The consistent improvement for all environmental knowledge items and related behaviors validates the two corresponding levels of the Kirkpatrick model.

The main limitation of this study concerned the self-scaling nature of the knowledge and behaviors reported by the participants. Selection and social desirability biases may have influenced the responses. As stated in the Study Design subsection of the Methods, a recent version of the Kirkpatrick model has added that the behavior level refers to the “processes and systems that reinforce, encourage, and reward performance of critical behaviors on the job” [20]. We assumed that taking greater account of EH for their own health and for the health of their patients could be seen as a catalyst for applying what had been learned in the PCEH course. This was also why we asked participants about their desire to write their medical thesis on EH.
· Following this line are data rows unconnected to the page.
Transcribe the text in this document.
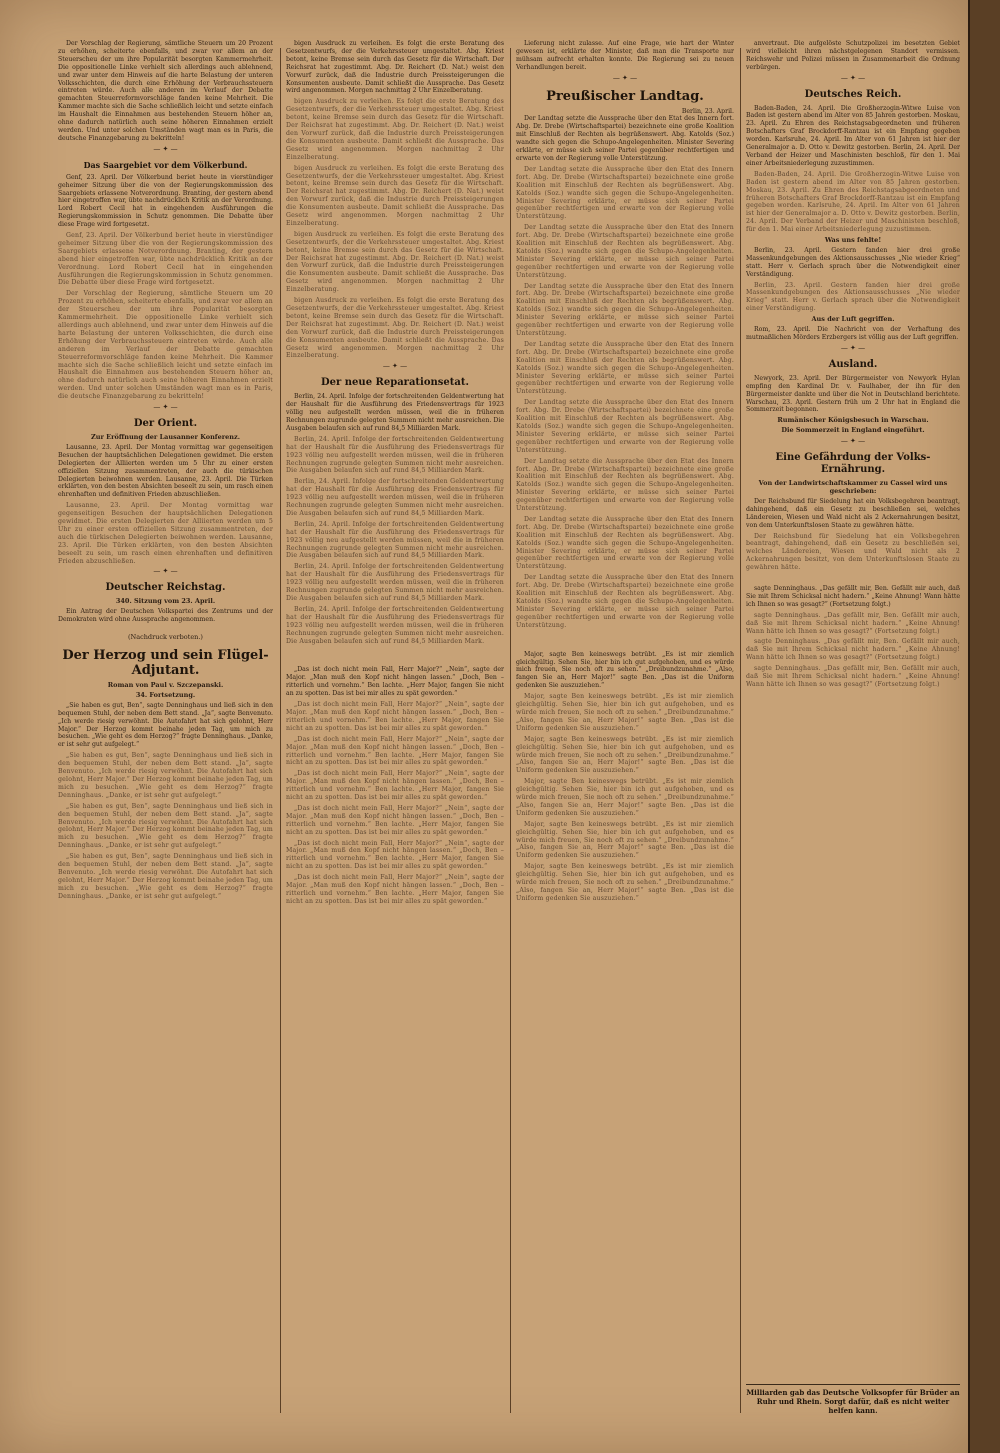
Der Vorschlag der Regierung, sämtliche Steuern um 20 Prozent zu erhöhen, scheiterte ebenfalls, und zwar vor allem an der Steuerscheu der um ihre Popularität besorgten Kammermehrheit. Die oppositionelle Linke verhielt sich allerdings auch ablehnend, und zwar unter dem Hinweis auf die harte Belastung der unteren Volksschichten, die durch eine Erhöhung der Verbrauchssteuern eintreten würde. Auch alle anderen im Verlauf der Debatte gemachten Steuerreformvorschläge fanden keine Mehrheit. Die Kammer machte sich die Sache schließlich leicht und setzte einfach im Haushalt die Einnahmen aus bestehenden Steuern höher an, ohne dadurch natürlich auch seine höheren Einnahmen erzielt werden. Und unter solchen Umständen wagt man es in Paris, die deutsche Finanzgebarung zu bekritteln!

— ✦ —
Das Saargebiet vor dem Völkerbund.

Genf, 23. April. Der Völkerbund beriet heute in vierstündiger geheimer Sitzung über die von der Regierungskommission des Saargebiets erlassene Notverordnung. Branting, der gestern abend hier eingetroffen war, übte nachdrücklich Kritik an der Verordnung. Lord Robert Cecil hat in eingehenden Ausführungen die Regierungskommission in Schutz genommen. Die Debatte über diese Frage wird fortgesetzt.

Genf, 23. April. Der Völkerbund beriet heute in vierstündiger geheimer Sitzung über die von der Regierungskommission des Saargebiets erlassene Notverordnung. Branting, der gestern abend hier eingetroffen war, übte nachdrücklich Kritik an der Verordnung. Lord Robert Cecil hat in eingehenden Ausführungen die Regierungskommission in Schutz genommen. Die Debatte über diese Frage wird fortgesetzt.

Der Vorschlag der Regierung, sämtliche Steuern um 20 Prozent zu erhöhen, scheiterte ebenfalls, und zwar vor allem an der Steuerscheu der um ihre Popularität besorgten Kammermehrheit. Die oppositionelle Linke verhielt sich allerdings auch ablehnend, und zwar unter dem Hinweis auf die harte Belastung der unteren Volksschichten, die durch eine Erhöhung der Verbrauchssteuern eintreten würde. Auch alle anderen im Verlauf der Debatte gemachten Steuerreformvorschläge fanden keine Mehrheit. Die Kammer machte sich die Sache schließlich leicht und setzte einfach im Haushalt die Einnahmen aus bestehenden Steuern höher an, ohne dadurch natürlich auch seine höheren Einnahmen erzielt werden. Und unter solchen Umständen wagt man es in Paris, die deutsche Finanzgebarung zu bekritteln!

— ✦ —
Der Orient.
Zur Eröffnung der Lausanner Konferenz.

Lausanne, 23. April. Der Montag vormittag war gegenseitigen Besuchen der hauptsächlichen Delegationen gewidmet. Die ersten Delegierten der Alliierten werden um 5 Uhr zu einer ersten offiziellen Sitzung zusammentreten, der auch die türkischen Delegierten beiwohnen werden. Lausanne, 23. April. Die Türken erklärten, von den besten Absichten beseelt zu sein, um rasch einen ehrenhaften und definitiven Frieden abzuschließen.

Lausanne, 23. April. Der Montag vormittag war gegenseitigen Besuchen der hauptsächlichen Delegationen gewidmet. Die ersten Delegierten der Alliierten werden um 5 Uhr zu einer ersten offiziellen Sitzung zusammentreten, der auch die türkischen Delegierten beiwohnen werden. Lausanne, 23. April. Die Türken erklärten, von den besten Absichten beseelt zu sein, um rasch einen ehrenhaften und definitiven Frieden abzuschließen.

— ✦ —
Deutscher Reichstag.
340. Sitzung vom 23. April.

Ein Antrag der Deutschen Volkspartei des Zentrums und der Demokraten wird ohne Aussprache angenommen.

(Nachdruck verboten.)
Der Herzog und sein Flügel-Adjutant.
Roman von Paul v. Szczepanski.
34. Fortsetzung.

„Sie haben es gut, Ben“, sagte Denninghaus und ließ sich in den bequemen Stuhl, der neben dem Bett stand. „Ja“, sagte Benvenuto. „Ich werde riesig verwöhnt. Die Autofahrt hat sich gelohnt, Herr Major.“ Der Herzog kommt beinahe jeden Tag, um mich zu besuchen. „Wie geht es dem Herzog?“ fragte Denninghaus. „Danke, er ist sehr gut aufgelegt.“

„Sie haben es gut, Ben“, sagte Denninghaus und ließ sich in den bequemen Stuhl, der neben dem Bett stand. „Ja“, sagte Benvenuto. „Ich werde riesig verwöhnt. Die Autofahrt hat sich gelohnt, Herr Major.“ Der Herzog kommt beinahe jeden Tag, um mich zu besuchen. „Wie geht es dem Herzog?“ fragte Denninghaus. „Danke, er ist sehr gut aufgelegt.“

„Sie haben es gut, Ben“, sagte Denninghaus und ließ sich in den bequemen Stuhl, der neben dem Bett stand. „Ja“, sagte Benvenuto. „Ich werde riesig verwöhnt. Die Autofahrt hat sich gelohnt, Herr Major.“ Der Herzog kommt beinahe jeden Tag, um mich zu besuchen. „Wie geht es dem Herzog?“ fragte Denninghaus. „Danke, er ist sehr gut aufgelegt.“

„Sie haben es gut, Ben“, sagte Denninghaus und ließ sich in den bequemen Stuhl, der neben dem Bett stand. „Ja“, sagte Benvenuto. „Ich werde riesig verwöhnt. Die Autofahrt hat sich gelohnt, Herr Major.“ Der Herzog kommt beinahe jeden Tag, um mich zu besuchen. „Wie geht es dem Herzog?“ fragte Denninghaus. „Danke, er ist sehr gut aufgelegt.“

bigen Ausdruck zu verleihen. Es folgt die erste Beratung des Gesetzentwurfs, der die Verkehrssteuer umgestaltet. Abg. Kriest betont, keine Bremse sein durch das Gesetz für die Wirtschaft. Der Reichsrat hat zugestimmt. Abg. Dr. Reichert (D. Nat.) weist den Vorwurf zurück, daß die Industrie durch Preissteigerungen die Konsumenten ausbeute. Damit schließt die Aussprache. Das Gesetz wird angenommen. Morgen nachmittag 2 Uhr Einzelberatung.

bigen Ausdruck zu verleihen. Es folgt die erste Beratung des Gesetzentwurfs, der die Verkehrssteuer umgestaltet. Abg. Kriest betont, keine Bremse sein durch das Gesetz für die Wirtschaft. Der Reichsrat hat zugestimmt. Abg. Dr. Reichert (D. Nat.) weist den Vorwurf zurück, daß die Industrie durch Preissteigerungen die Konsumenten ausbeute. Damit schließt die Aussprache. Das Gesetz wird angenommen. Morgen nachmittag 2 Uhr Einzelberatung.

bigen Ausdruck zu verleihen. Es folgt die erste Beratung des Gesetzentwurfs, der die Verkehrssteuer umgestaltet. Abg. Kriest betont, keine Bremse sein durch das Gesetz für die Wirtschaft. Der Reichsrat hat zugestimmt. Abg. Dr. Reichert (D. Nat.) weist den Vorwurf zurück, daß die Industrie durch Preissteigerungen die Konsumenten ausbeute. Damit schließt die Aussprache. Das Gesetz wird angenommen. Morgen nachmittag 2 Uhr Einzelberatung.

bigen Ausdruck zu verleihen. Es folgt die erste Beratung des Gesetzentwurfs, der die Verkehrssteuer umgestaltet. Abg. Kriest betont, keine Bremse sein durch das Gesetz für die Wirtschaft. Der Reichsrat hat zugestimmt. Abg. Dr. Reichert (D. Nat.) weist den Vorwurf zurück, daß die Industrie durch Preissteigerungen die Konsumenten ausbeute. Damit schließt die Aussprache. Das Gesetz wird angenommen. Morgen nachmittag 2 Uhr Einzelberatung.

bigen Ausdruck zu verleihen. Es folgt die erste Beratung des Gesetzentwurfs, der die Verkehrssteuer umgestaltet. Abg. Kriest betont, keine Bremse sein durch das Gesetz für die Wirtschaft. Der Reichsrat hat zugestimmt. Abg. Dr. Reichert (D. Nat.) weist den Vorwurf zurück, daß die Industrie durch Preissteigerungen die Konsumenten ausbeute. Damit schließt die Aussprache. Das Gesetz wird angenommen. Morgen nachmittag 2 Uhr Einzelberatung.

— ✦ —
Der neue Reparationsetat.

Berlin, 24. April. Infolge der fortschreitenden Geldentwertung hat der Haushalt für die Ausführung des Friedensvertrags für 1923 völlig neu aufgestellt werden müssen, weil die in früheren Rechnungen zugrunde gelegten Summen nicht mehr ausreichen. Die Ausgaben belaufen sich auf rund 84,5 Milliarden Mark.

Berlin, 24. April. Infolge der fortschreitenden Geldentwertung hat der Haushalt für die Ausführung des Friedensvertrags für 1923 völlig neu aufgestellt werden müssen, weil die in früheren Rechnungen zugrunde gelegten Summen nicht mehr ausreichen. Die Ausgaben belaufen sich auf rund 84,5 Milliarden Mark.

Berlin, 24. April. Infolge der fortschreitenden Geldentwertung hat der Haushalt für die Ausführung des Friedensvertrags für 1923 völlig neu aufgestellt werden müssen, weil die in früheren Rechnungen zugrunde gelegten Summen nicht mehr ausreichen. Die Ausgaben belaufen sich auf rund 84,5 Milliarden Mark.

Berlin, 24. April. Infolge der fortschreitenden Geldentwertung hat der Haushalt für die Ausführung des Friedensvertrags für 1923 völlig neu aufgestellt werden müssen, weil die in früheren Rechnungen zugrunde gelegten Summen nicht mehr ausreichen. Die Ausgaben belaufen sich auf rund 84,5 Milliarden Mark.

Berlin, 24. April. Infolge der fortschreitenden Geldentwertung hat der Haushalt für die Ausführung des Friedensvertrags für 1923 völlig neu aufgestellt werden müssen, weil die in früheren Rechnungen zugrunde gelegten Summen nicht mehr ausreichen. Die Ausgaben belaufen sich auf rund 84,5 Milliarden Mark.

Berlin, 24. April. Infolge der fortschreitenden Geldentwertung hat der Haushalt für die Ausführung des Friedensvertrags für 1923 völlig neu aufgestellt werden müssen, weil die in früheren Rechnungen zugrunde gelegten Summen nicht mehr ausreichen. Die Ausgaben belaufen sich auf rund 84,5 Milliarden Mark.

„Das ist doch nicht mein Fall, Herr Major?“ „Nein“, sagte der Major. „Man muß den Kopf nicht hängen lassen.“ „Doch, Ben – ritterlich und vornehm.“ Ben lachte. „Herr Major, fangen Sie nicht an zu spotten. Das ist bei mir alles zu spät geworden.“

„Das ist doch nicht mein Fall, Herr Major?“ „Nein“, sagte der Major. „Man muß den Kopf nicht hängen lassen.“ „Doch, Ben – ritterlich und vornehm.“ Ben lachte. „Herr Major, fangen Sie nicht an zu spotten. Das ist bei mir alles zu spät geworden.“

„Das ist doch nicht mein Fall, Herr Major?“ „Nein“, sagte der Major. „Man muß den Kopf nicht hängen lassen.“ „Doch, Ben – ritterlich und vornehm.“ Ben lachte. „Herr Major, fangen Sie nicht an zu spotten. Das ist bei mir alles zu spät geworden.“

„Das ist doch nicht mein Fall, Herr Major?“ „Nein“, sagte der Major. „Man muß den Kopf nicht hängen lassen.“ „Doch, Ben – ritterlich und vornehm.“ Ben lachte. „Herr Major, fangen Sie nicht an zu spotten. Das ist bei mir alles zu spät geworden.“

„Das ist doch nicht mein Fall, Herr Major?“ „Nein“, sagte der Major. „Man muß den Kopf nicht hängen lassen.“ „Doch, Ben – ritterlich und vornehm.“ Ben lachte. „Herr Major, fangen Sie nicht an zu spotten. Das ist bei mir alles zu spät geworden.“

„Das ist doch nicht mein Fall, Herr Major?“ „Nein“, sagte der Major. „Man muß den Kopf nicht hängen lassen.“ „Doch, Ben – ritterlich und vornehm.“ Ben lachte. „Herr Major, fangen Sie nicht an zu spotten. Das ist bei mir alles zu spät geworden.“

„Das ist doch nicht mein Fall, Herr Major?“ „Nein“, sagte der Major. „Man muß den Kopf nicht hängen lassen.“ „Doch, Ben – ritterlich und vornehm.“ Ben lachte. „Herr Major, fangen Sie nicht an zu spotten. Das ist bei mir alles zu spät geworden.“

Lieferung nicht zulasse. Auf eine Frage, wie hart der Winter gewesen ist, erklärte der Minister, daß man die Transporte nur mühsam aufrecht erhalten konnte. Die Regierung sei zu neuen Verhandlungen bereit.

— ✦ —
Preußischer Landtag.
Berlin, 23. April.

Der Landtag setzte die Aussprache über den Etat des Innern fort. Abg. Dr. Drebe (Wirtschaftspartei) bezeichnete eine große Koalition mit Einschluß der Rechten als begrüßenswert. Abg. Katolds (Soz.) wandte sich gegen die Schupo-Angelegenheiten. Minister Severing erklärte, er müsse sich seiner Partei gegenüber rechtfertigen und erwarte von der Regierung volle Unterstützung.

Der Landtag setzte die Aussprache über den Etat des Innern fort. Abg. Dr. Drebe (Wirtschaftspartei) bezeichnete eine große Koalition mit Einschluß der Rechten als begrüßenswert. Abg. Katolds (Soz.) wandte sich gegen die Schupo-Angelegenheiten. Minister Severing erklärte, er müsse sich seiner Partei gegenüber rechtfertigen und erwarte von der Regierung volle Unterstützung.

Der Landtag setzte die Aussprache über den Etat des Innern fort. Abg. Dr. Drebe (Wirtschaftspartei) bezeichnete eine große Koalition mit Einschluß der Rechten als begrüßenswert. Abg. Katolds (Soz.) wandte sich gegen die Schupo-Angelegenheiten. Minister Severing erklärte, er müsse sich seiner Partei gegenüber rechtfertigen und erwarte von der Regierung volle Unterstützung.

Der Landtag setzte die Aussprache über den Etat des Innern fort. Abg. Dr. Drebe (Wirtschaftspartei) bezeichnete eine große Koalition mit Einschluß der Rechten als begrüßenswert. Abg. Katolds (Soz.) wandte sich gegen die Schupo-Angelegenheiten. Minister Severing erklärte, er müsse sich seiner Partei gegenüber rechtfertigen und erwarte von der Regierung volle Unterstützung.

Der Landtag setzte die Aussprache über den Etat des Innern fort. Abg. Dr. Drebe (Wirtschaftspartei) bezeichnete eine große Koalition mit Einschluß der Rechten als begrüßenswert. Abg. Katolds (Soz.) wandte sich gegen die Schupo-Angelegenheiten. Minister Severing erklärte, er müsse sich seiner Partei gegenüber rechtfertigen und erwarte von der Regierung volle Unterstützung.

Der Landtag setzte die Aussprache über den Etat des Innern fort. Abg. Dr. Drebe (Wirtschaftspartei) bezeichnete eine große Koalition mit Einschluß der Rechten als begrüßenswert. Abg. Katolds (Soz.) wandte sich gegen die Schupo-Angelegenheiten. Minister Severing erklärte, er müsse sich seiner Partei gegenüber rechtfertigen und erwarte von der Regierung volle Unterstützung.

Der Landtag setzte die Aussprache über den Etat des Innern fort. Abg. Dr. Drebe (Wirtschaftspartei) bezeichnete eine große Koalition mit Einschluß der Rechten als begrüßenswert. Abg. Katolds (Soz.) wandte sich gegen die Schupo-Angelegenheiten. Minister Severing erklärte, er müsse sich seiner Partei gegenüber rechtfertigen und erwarte von der Regierung volle Unterstützung.

Der Landtag setzte die Aussprache über den Etat des Innern fort. Abg. Dr. Drebe (Wirtschaftspartei) bezeichnete eine große Koalition mit Einschluß der Rechten als begrüßenswert. Abg. Katolds (Soz.) wandte sich gegen die Schupo-Angelegenheiten. Minister Severing erklärte, er müsse sich seiner Partei gegenüber rechtfertigen und erwarte von der Regierung volle Unterstützung.

Der Landtag setzte die Aussprache über den Etat des Innern fort. Abg. Dr. Drebe (Wirtschaftspartei) bezeichnete eine große Koalition mit Einschluß der Rechten als begrüßenswert. Abg. Katolds (Soz.) wandte sich gegen die Schupo-Angelegenheiten. Minister Severing erklärte, er müsse sich seiner Partei gegenüber rechtfertigen und erwarte von der Regierung volle Unterstützung.

Major, sagte Ben keineswegs betrübt. „Es ist mir ziemlich gleichgültig. Sehen Sie, hier bin ich gut aufgehoben, und es würde mich freuen, Sie noch oft zu sehen.“ „Dreibundzunahme.“ „Also, fangen Sie an, Herr Major!“ sagte Ben. „Das ist die Uniform gedenken Sie auszuziehen.“

Major, sagte Ben keineswegs betrübt. „Es ist mir ziemlich gleichgültig. Sehen Sie, hier bin ich gut aufgehoben, und es würde mich freuen, Sie noch oft zu sehen.“ „Dreibundzunahme.“ „Also, fangen Sie an, Herr Major!“ sagte Ben. „Das ist die Uniform gedenken Sie auszuziehen.“

Major, sagte Ben keineswegs betrübt. „Es ist mir ziemlich gleichgültig. Sehen Sie, hier bin ich gut aufgehoben, und es würde mich freuen, Sie noch oft zu sehen.“ „Dreibundzunahme.“ „Also, fangen Sie an, Herr Major!“ sagte Ben. „Das ist die Uniform gedenken Sie auszuziehen.“

Major, sagte Ben keineswegs betrübt. „Es ist mir ziemlich gleichgültig. Sehen Sie, hier bin ich gut aufgehoben, und es würde mich freuen, Sie noch oft zu sehen.“ „Dreibundzunahme.“ „Also, fangen Sie an, Herr Major!“ sagte Ben. „Das ist die Uniform gedenken Sie auszuziehen.“

Major, sagte Ben keineswegs betrübt. „Es ist mir ziemlich gleichgültig. Sehen Sie, hier bin ich gut aufgehoben, und es würde mich freuen, Sie noch oft zu sehen.“ „Dreibundzunahme.“ „Also, fangen Sie an, Herr Major!“ sagte Ben. „Das ist die Uniform gedenken Sie auszuziehen.“

Major, sagte Ben keineswegs betrübt. „Es ist mir ziemlich gleichgültig. Sehen Sie, hier bin ich gut aufgehoben, und es würde mich freuen, Sie noch oft zu sehen.“ „Dreibundzunahme.“ „Also, fangen Sie an, Herr Major!“ sagte Ben. „Das ist die Uniform gedenken Sie auszuziehen.“

anvertraut. Die aufgelöste Schutzpolizei im besetzten Gebiet wird vielleicht ihren nächstgelegenen Standort vermissen. Reichswehr und Polizei müssen in Zusammenarbeit die Ordnung verbürgen.

— ✦ —
Deutsches Reich.

Baden-Baden, 24. April. Die Großherzogin-Witwe Luise von Baden ist gestern abend im Alter von 85 Jahren gestorben. Moskau, 23. April. Zu Ehren des Reichstagsabgeordneten und früheren Botschafters Graf Brockdorff-Rantzau ist ein Empfang gegeben worden. Karlsruhe, 24. April. Im Alter von 61 Jahren ist hier der Generalmajor a. D. Otto v. Dewitz gestorben. Berlin, 24. April. Der Verband der Heizer und Maschinisten beschloß, für den 1. Mai einer Arbeitsniederlegung zuzustimmen.

Baden-Baden, 24. April. Die Großherzogin-Witwe Luise von Baden ist gestern abend im Alter von 85 Jahren gestorben. Moskau, 23. April. Zu Ehren des Reichstagsabgeordneten und früheren Botschafters Graf Brockdorff-Rantzau ist ein Empfang gegeben worden. Karlsruhe, 24. April. Im Alter von 61 Jahren ist hier der Generalmajor a. D. Otto v. Dewitz gestorben. Berlin, 24. April. Der Verband der Heizer und Maschinisten beschloß, für den 1. Mai einer Arbeitsniederlegung zuzustimmen.

Was uns fehlte!

Berlin, 23. April. Gestern fanden hier drei große Massenkundgebungen des Aktionsausschusses „Nie wieder Krieg“ statt. Herr v. Gerlach sprach über die Notwendigkeit einer Verständigung.

Berlin, 23. April. Gestern fanden hier drei große Massenkundgebungen des Aktionsausschusses „Nie wieder Krieg“ statt. Herr v. Gerlach sprach über die Notwendigkeit einer Verständigung.

Aus der Luft gegriffen.

Rom, 23. April. Die Nachricht von der Verhaftung des mutmaßlichen Mörders Erzbergers ist völlig aus der Luft gegriffen.

— ✦ —
Ausland.

Newyork, 23. April. Der Bürgermeister von Newyork Hylan empfing den Kardinal Dr. v. Faulhaber, der ihn für den Bürgermeister dankte und über die Not in Deutschland berichtete. Warschau, 23. April. Gestern früh um 2 Uhr hat in England die Sommerzeit begonnen.

Rumänischer Königsbesuch in Warschau.
Die Sommerzeit in England eingeführt.
— ✦ —
Eine Gefährdung der Volks-Ernährung.
Von der Landwirtschaftskammer zu Cassel wird uns geschrieben:

Der Reichsbund für Siedelung hat ein Volksbegehren beantragt, dahingehend, daß ein Gesetz zu beschließen sei, welches Ländereien, Wiesen und Wald nicht als 2 Ackernahrungen besitzt, von dem Unterkunftslosen Staate zu gewähren hätte.

Der Reichsbund für Siedelung hat ein Volksbegehren beantragt, dahingehend, daß ein Gesetz zu beschließen sei, welches Ländereien, Wiesen und Wald nicht als 2 Ackernahrungen besitzt, von dem Unterkunftslosen Staate zu gewähren hätte.

sagte Denninghaus. „Das gefällt mir, Ben. Gefällt mir auch, daß Sie mit Ihrem Schicksal nicht hadern.“ „Keine Ahnung! Wann hätte ich Ihnen so was gesagt?“ (Fortsetzung folgt.)

sagte Denninghaus. „Das gefällt mir, Ben. Gefällt mir auch, daß Sie mit Ihrem Schicksal nicht hadern.“ „Keine Ahnung! Wann hätte ich Ihnen so was gesagt?“ (Fortsetzung folgt.)

sagte Denninghaus. „Das gefällt mir, Ben. Gefällt mir auch, daß Sie mit Ihrem Schicksal nicht hadern.“ „Keine Ahnung! Wann hätte ich Ihnen so was gesagt?“ (Fortsetzung folgt.)

sagte Denninghaus. „Das gefällt mir, Ben. Gefällt mir auch, daß Sie mit Ihrem Schicksal nicht hadern.“ „Keine Ahnung! Wann hätte ich Ihnen so was gesagt?“ (Fortsetzung folgt.)

Milliarden gab das Deutsche Volksopfer für Brüder an Ruhr und Rhein. Sorgt dafür, daß es nicht weiter helfen kann.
A hetero-assessment would not have made it possible to simply assess all of the knowledge areas of this detailed training course. This was also a pilot study designed to test the training and guide future updates to improve e-learning.

A control group could have increased the internal validity of the results and limited possible bias. This could have been achieved by comparing two classes from different universities. This could be considered in the future with a view to the junior doctor year, as many faculties have not yet designed an EH course for GPs.

A more balanced and larger sample size would have been required if we wanted to show any influence of certain characteristics of our participants on their commitment to EH. The barometer carried out on the regional population identified the number of children as a factor favoring their commitment to EH [23]. Our sample was not superimposable with this population because 81% of our participants had no children, which is consistent for first-year residents, who are usually aged between 24 and 26 years and the average age at which French female doctors have their first child is 30 years [38].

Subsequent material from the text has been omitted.